Originally, US astronaut Christina Koch, her US colleagues Victor Glover and Reid Wiseman, and Canadian astronaut Jeremy Hansen were supposed to fly around the moon for about ten days in the "Orion" capsule in November 2024. They would have been the first four astronauts near the moon since the Apollo 17 mission in 1972, when astronauts briefly walked on the lunar surface.

The rocket system "Space Launch System" and the "Orion" capsule were successfully tested unmanned for the first time at the end of 2022. Around a year after "Artemis 2", another manned flight including a moon landing was planned with "Artemis 3".

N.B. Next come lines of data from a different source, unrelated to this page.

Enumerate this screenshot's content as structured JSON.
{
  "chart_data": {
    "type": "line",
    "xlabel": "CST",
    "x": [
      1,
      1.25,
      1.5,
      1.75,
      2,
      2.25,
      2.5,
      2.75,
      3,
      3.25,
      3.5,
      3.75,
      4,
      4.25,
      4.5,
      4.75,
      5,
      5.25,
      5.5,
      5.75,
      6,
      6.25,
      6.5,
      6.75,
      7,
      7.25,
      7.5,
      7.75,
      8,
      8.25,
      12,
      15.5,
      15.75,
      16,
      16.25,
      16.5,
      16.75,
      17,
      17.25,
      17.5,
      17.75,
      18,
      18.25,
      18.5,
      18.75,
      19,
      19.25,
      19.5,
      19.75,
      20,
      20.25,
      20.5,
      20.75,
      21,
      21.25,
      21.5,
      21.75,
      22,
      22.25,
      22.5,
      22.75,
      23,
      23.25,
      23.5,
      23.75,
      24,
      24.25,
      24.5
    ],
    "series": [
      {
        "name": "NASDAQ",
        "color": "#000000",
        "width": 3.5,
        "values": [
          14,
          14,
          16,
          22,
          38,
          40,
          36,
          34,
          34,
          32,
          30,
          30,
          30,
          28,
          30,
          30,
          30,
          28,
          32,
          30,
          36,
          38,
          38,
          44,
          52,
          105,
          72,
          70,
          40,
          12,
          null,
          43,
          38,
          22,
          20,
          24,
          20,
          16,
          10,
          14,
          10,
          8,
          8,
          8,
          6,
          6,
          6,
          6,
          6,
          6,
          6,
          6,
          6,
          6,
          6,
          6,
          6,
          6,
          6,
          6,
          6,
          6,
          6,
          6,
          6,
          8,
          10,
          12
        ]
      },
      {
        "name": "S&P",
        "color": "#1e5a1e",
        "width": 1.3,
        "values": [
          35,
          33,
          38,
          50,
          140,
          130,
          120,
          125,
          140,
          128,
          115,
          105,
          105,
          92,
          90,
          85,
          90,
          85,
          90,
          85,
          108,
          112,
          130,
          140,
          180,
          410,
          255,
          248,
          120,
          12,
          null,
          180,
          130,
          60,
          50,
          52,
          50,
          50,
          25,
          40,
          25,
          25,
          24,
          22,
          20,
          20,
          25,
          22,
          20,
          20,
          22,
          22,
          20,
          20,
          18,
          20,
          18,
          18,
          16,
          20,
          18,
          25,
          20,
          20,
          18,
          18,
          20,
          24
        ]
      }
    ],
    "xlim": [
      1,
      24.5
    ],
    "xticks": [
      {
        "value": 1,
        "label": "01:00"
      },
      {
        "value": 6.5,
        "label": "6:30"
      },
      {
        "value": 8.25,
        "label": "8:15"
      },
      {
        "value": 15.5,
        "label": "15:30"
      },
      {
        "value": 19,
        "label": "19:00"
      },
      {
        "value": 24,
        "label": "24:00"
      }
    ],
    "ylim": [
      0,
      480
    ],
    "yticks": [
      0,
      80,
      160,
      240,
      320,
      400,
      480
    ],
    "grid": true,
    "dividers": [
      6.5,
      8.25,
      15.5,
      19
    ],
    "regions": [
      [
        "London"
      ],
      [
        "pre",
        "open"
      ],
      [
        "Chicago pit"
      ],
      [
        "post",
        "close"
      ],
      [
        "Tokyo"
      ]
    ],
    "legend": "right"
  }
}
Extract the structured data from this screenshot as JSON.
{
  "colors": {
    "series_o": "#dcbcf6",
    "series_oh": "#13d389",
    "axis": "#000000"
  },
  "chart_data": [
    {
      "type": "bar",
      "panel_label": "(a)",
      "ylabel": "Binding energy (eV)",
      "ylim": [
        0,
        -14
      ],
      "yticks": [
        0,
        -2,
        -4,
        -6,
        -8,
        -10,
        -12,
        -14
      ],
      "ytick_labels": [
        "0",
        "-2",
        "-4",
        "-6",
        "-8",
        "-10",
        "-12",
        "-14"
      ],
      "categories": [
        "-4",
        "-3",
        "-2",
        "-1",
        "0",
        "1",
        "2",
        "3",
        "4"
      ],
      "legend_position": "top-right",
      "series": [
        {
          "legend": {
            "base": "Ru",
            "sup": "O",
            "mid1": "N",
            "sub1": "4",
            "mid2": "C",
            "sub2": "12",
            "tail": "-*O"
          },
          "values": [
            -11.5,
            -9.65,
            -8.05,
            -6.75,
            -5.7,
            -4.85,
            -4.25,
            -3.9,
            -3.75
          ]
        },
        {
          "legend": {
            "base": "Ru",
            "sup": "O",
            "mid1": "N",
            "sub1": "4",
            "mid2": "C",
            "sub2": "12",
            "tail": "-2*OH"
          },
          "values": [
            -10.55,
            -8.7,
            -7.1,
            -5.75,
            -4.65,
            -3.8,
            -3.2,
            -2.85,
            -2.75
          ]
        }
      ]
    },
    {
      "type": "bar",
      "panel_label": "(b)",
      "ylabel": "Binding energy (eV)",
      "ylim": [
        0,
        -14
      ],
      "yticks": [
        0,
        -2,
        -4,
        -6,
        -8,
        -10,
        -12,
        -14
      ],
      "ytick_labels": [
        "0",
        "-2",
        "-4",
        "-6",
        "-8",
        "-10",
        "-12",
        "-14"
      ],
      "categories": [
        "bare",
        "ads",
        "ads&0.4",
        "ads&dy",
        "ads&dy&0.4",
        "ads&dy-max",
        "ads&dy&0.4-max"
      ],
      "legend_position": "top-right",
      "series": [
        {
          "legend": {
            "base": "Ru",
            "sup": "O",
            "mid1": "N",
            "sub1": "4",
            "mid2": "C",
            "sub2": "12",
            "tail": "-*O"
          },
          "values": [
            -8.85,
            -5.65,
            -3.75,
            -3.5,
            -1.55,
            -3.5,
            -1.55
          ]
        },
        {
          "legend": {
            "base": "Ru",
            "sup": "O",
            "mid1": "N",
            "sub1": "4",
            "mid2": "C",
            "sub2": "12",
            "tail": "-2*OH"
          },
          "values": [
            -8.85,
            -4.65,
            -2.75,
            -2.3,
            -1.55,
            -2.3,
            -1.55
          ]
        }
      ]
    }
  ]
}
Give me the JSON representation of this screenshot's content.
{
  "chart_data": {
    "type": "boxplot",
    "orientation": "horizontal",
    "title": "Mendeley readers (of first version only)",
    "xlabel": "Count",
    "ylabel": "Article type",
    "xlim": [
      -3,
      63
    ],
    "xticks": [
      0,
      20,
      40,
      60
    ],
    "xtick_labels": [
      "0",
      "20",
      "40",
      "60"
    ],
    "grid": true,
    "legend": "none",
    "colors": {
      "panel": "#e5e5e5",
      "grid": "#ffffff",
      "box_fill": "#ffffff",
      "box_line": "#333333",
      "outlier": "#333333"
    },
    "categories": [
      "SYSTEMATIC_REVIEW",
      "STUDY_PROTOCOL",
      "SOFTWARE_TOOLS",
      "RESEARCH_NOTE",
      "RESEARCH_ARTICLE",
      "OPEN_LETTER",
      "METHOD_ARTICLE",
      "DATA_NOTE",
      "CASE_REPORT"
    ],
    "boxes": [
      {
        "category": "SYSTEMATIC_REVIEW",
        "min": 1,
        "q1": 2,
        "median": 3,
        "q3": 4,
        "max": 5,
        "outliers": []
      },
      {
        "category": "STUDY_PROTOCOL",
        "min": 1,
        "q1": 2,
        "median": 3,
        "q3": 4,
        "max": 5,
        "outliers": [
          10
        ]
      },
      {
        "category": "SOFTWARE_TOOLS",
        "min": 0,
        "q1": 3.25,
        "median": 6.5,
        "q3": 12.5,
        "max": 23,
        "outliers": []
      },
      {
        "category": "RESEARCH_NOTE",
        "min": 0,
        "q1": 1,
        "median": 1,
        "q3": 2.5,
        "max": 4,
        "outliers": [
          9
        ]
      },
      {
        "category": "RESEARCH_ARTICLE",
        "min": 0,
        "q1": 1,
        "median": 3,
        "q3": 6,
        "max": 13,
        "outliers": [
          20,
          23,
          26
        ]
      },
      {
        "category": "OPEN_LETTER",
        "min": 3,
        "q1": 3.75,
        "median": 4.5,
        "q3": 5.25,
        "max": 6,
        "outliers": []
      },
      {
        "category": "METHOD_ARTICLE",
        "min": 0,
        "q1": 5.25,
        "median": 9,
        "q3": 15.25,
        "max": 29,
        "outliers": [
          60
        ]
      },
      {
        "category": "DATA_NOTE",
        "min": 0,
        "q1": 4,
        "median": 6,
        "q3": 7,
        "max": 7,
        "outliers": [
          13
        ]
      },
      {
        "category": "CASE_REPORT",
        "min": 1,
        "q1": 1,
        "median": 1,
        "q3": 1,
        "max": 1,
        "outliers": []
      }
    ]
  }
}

Named after the Greek goddess of the moon, the "Artemis" program aims to send the first woman and the first non-white person to the moon - originally scheduled for 2024, a timeline that experts have doubted from the beginning. The European Space Agency (ESA) and space agencies from several other countries are involved in the "Artemis" program.

The last time humans were on the moon was with the Apollo 17 mission about 50 years ago - the landing took place on December 11, 1972. So far, the US is the only country to have successfully landed astronauts on the moon with the Apollo missions between 1969 and 1972, bringing a total of twelve astronauts to the lunar surface.

Earlier this week, NASA also experienced a setback in its moon missions when a privately-funded US space mission, supported by NASA, failed to achieve a successful commercial landing on the moon. While the launch of Astrobotic's "Peregrine" spacecraft from the Cape Canaveral Spaceport on Monday was successful, there were subsequent issues with the propulsion system that made the planned moon landing impossible.

NASA is increasingly collaborating with commercial providers because it has proven to be a more efficient and ultimately cost-effective approach. For the "Peregrine Mission 1", private individuals were able to purchase space for transporting materials to the moon in the 1.9-meter-high and 2.5-meter-diameter lander.

In April 2023, a Japanese company also failed in a similar moon mission, citing a faulty altitude calculation of the lander during the landing attempt.

China has been much more successful in moon missions recently: The country has successfully landed three unmanned lunar landers on the surface of the moon since 2013, with plans for another one later this year.